The first realistic sign Flyers hockey will return could come as early as Monday.
That’s when the NHL begins its Phase 2 Return to Play plan and teams can allow small groups of players into their practice facilities.
According to Flyers general manager Chuck Fletcher, about six players are expected to attend an informal workout at the Skate Zone in Voorhees, N.J.
Unofficially, it’s the first time multiple Flyers players will be together on the ice since pro sports were shut down March 11-12 due to the COVID-19 pandemic.
“The Philadelphia Flyers are opening up the team’s training facility at Skate Zone to our players for voluntary on and off ice workouts on Monday, June 8,’’ Fletcher said in a statement released by the Flyers on Friday.
“We expect approximately six players to initially participate with additional players to join in the coming weeks. We are pleased to offer our players the ability to train in a safe environment as we look forward to a resumption of our season in the near future.’’
Not all 31 NHL teams are expected to open their practice rinks. A few, such as the Montreal Canadiens and the Winnipeg Jets, do not plan to, in part, because of complications involving travel restrictions.
Obviously the Flyers’ workouts will be closed to the public and the number of staff personnel in the building greatly limited.
The NHL has made a great show of promising “daily’’ testing of all players once Stanley Cup postseason play begins perhaps sometime this summer.
But it is unclear if there will be the same degree of league-wide testing during this reopening period.
That might cause a little consternation among some players, given the news on Thursday that a member of the Pittsburgh Penguins had tested positive for the coronavirus and was sent home to quarantine.
According to TSN’s Darren Dreger, approximately 30 players privately have made it known they aren’t sure if they want to play in the 24-team tournament due to health concerns.
Of course, it’s only early June and that 30 number could go up or down, depending on changes in global health conditions.
Right now, as summer approaches, the virus is clearly in retreat. The other day New York City went without a virus-related death for the first time since early March.
In Pennsylvania and New Jersey, businesses are beginning to open again on a limited basis.

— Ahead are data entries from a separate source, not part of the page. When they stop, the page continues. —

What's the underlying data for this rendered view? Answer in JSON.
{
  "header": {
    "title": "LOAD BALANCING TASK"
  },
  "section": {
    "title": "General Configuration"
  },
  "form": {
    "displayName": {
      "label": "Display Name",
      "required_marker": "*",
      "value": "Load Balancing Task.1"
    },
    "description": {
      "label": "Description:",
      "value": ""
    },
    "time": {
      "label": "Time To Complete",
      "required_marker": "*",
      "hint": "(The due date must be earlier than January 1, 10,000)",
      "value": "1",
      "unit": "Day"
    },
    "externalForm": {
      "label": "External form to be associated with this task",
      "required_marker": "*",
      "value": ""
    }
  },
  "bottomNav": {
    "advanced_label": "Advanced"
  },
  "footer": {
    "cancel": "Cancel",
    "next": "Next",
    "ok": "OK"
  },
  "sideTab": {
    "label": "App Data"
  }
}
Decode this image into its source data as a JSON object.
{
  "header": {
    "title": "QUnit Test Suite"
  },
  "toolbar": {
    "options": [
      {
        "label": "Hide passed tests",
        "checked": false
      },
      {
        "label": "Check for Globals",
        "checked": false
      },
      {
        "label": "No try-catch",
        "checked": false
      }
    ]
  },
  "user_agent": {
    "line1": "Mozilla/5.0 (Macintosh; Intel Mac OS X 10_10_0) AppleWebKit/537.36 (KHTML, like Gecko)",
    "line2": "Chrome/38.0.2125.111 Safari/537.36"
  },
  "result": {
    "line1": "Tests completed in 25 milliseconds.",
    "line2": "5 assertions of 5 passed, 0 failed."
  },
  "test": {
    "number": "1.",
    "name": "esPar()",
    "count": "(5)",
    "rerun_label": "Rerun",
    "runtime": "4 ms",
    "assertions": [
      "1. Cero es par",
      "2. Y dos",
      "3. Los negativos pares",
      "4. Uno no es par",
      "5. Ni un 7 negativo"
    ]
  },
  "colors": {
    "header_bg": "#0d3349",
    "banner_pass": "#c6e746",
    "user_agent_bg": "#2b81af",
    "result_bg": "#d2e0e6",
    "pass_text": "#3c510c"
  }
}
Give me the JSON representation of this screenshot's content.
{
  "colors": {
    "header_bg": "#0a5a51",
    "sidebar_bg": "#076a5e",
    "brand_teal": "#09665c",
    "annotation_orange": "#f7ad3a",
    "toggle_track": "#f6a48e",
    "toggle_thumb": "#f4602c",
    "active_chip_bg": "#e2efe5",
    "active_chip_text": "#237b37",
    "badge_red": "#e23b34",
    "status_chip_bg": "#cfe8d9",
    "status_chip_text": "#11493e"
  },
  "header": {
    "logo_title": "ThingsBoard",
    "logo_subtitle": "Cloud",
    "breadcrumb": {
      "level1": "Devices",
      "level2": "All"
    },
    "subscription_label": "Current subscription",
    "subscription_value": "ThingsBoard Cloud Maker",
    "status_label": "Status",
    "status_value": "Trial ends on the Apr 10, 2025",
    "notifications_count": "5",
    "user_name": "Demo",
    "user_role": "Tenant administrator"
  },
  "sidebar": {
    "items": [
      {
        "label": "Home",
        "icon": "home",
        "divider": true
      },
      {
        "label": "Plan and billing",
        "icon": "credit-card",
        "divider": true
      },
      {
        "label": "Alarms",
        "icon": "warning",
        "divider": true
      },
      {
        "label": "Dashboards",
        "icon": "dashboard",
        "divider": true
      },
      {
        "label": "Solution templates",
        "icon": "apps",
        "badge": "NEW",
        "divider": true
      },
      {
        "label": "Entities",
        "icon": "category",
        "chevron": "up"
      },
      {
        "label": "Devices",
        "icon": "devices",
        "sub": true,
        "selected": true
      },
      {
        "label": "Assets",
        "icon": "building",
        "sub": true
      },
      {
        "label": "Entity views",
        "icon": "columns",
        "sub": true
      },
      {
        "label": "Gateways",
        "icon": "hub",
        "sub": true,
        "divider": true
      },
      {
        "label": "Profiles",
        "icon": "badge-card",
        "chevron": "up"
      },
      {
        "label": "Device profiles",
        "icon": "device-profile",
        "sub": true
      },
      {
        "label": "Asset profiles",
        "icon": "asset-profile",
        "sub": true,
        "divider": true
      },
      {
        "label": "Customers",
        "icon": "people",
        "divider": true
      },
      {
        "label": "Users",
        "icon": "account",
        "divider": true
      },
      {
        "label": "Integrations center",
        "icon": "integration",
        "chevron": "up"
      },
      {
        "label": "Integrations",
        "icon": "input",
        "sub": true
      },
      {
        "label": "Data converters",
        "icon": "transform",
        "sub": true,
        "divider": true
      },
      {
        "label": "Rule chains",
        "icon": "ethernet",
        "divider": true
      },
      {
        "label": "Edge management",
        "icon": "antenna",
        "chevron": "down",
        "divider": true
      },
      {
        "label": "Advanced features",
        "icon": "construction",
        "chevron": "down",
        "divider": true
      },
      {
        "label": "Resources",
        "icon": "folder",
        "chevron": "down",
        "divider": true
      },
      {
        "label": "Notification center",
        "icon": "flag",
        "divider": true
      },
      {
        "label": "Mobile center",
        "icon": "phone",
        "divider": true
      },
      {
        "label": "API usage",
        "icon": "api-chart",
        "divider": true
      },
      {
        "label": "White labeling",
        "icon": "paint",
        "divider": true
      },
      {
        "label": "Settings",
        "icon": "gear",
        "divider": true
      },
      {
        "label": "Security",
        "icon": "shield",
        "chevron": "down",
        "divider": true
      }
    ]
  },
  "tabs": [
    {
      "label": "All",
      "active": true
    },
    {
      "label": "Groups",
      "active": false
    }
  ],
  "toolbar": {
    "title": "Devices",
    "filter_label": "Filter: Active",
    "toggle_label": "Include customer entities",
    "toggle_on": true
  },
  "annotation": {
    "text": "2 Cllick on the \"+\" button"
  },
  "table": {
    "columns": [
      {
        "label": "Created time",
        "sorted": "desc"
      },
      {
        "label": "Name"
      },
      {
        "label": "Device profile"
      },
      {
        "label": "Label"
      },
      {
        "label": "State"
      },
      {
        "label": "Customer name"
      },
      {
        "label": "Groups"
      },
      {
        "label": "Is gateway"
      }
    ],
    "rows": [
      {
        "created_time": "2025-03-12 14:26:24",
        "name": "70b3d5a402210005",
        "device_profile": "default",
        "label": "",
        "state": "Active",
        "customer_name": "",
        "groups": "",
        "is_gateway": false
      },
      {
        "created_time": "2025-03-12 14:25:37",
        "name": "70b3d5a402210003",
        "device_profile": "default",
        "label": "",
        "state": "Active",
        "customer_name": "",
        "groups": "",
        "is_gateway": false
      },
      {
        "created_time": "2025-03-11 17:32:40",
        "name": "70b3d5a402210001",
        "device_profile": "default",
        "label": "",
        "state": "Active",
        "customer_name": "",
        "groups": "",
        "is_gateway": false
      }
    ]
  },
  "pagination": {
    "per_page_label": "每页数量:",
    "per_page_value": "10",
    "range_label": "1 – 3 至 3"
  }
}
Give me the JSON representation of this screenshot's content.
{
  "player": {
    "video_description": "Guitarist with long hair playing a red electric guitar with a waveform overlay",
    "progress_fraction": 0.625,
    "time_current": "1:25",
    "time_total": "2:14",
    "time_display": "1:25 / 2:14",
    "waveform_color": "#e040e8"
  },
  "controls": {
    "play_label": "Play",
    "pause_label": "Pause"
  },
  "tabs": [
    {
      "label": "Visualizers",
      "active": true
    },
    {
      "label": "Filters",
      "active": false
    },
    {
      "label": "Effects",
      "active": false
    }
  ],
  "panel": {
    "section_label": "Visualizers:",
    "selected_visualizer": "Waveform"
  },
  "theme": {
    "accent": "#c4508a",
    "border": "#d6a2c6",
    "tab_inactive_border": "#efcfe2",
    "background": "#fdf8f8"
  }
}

Still, for some, it’s very much a wait-and-see approach.
Florida defenseman Anton Stralman is one of the few NHL players who has had the bravado to publicly question a possible return.
In an interview with The Athletic’s Joe Smith, Stralman talked about the risk vs. reward such a competition would entail.
“I think you should be concerned,” Stralman told Smith. “There are so many ways to look at this thing. I know everybody wants hockey back, but safety has to come first. And it’s a little bit worrisome, I can’t deny that.
“Even though most players are young and healthy, I’m sure there are players like me that have underlying health issues. I don’t know how my body will react if I get this virus.”
The NHL says it will secure some 20,000 tests to make sure everyone in the tournament at two designated “hub’’ cities is virus-free. How the league can guarantee the same conditions for lodging, transportation, etc. remains to be seen.
Another issue yet to be resolved concerns whether players will be separated from their families for long periods of time.
Flyers NHL Players’ Association rep James van Riemsdyk recently said he’s been assured he will have in-person contact with his family during the playoff period and for him, that’s a pretty big deal. He just welcomed his first child, daughter Scarlett, into the world a month ago.
As for the structure of the tournament and the decision to go with four best-of-seven series after a round-robin (for each conference’s top four teams) plus a best-of-five for the other 16 teams, that seems like a lot of hockey, especially coming off a four-month gap without skating.
Remember, in a normal year, players have the option to skate on their own throughout the summer. For the past three months, public rinks have been shut down and all the players can do is basically dryland training.
It wouldn’t be a surprise to see an inordinate amount of wear-and-tear injuries, this on top of players whose timing won’t be all that sharp.
That said, the first baby steps start Monday in a rink where it’s going to be 40-something inside and 80-something outside.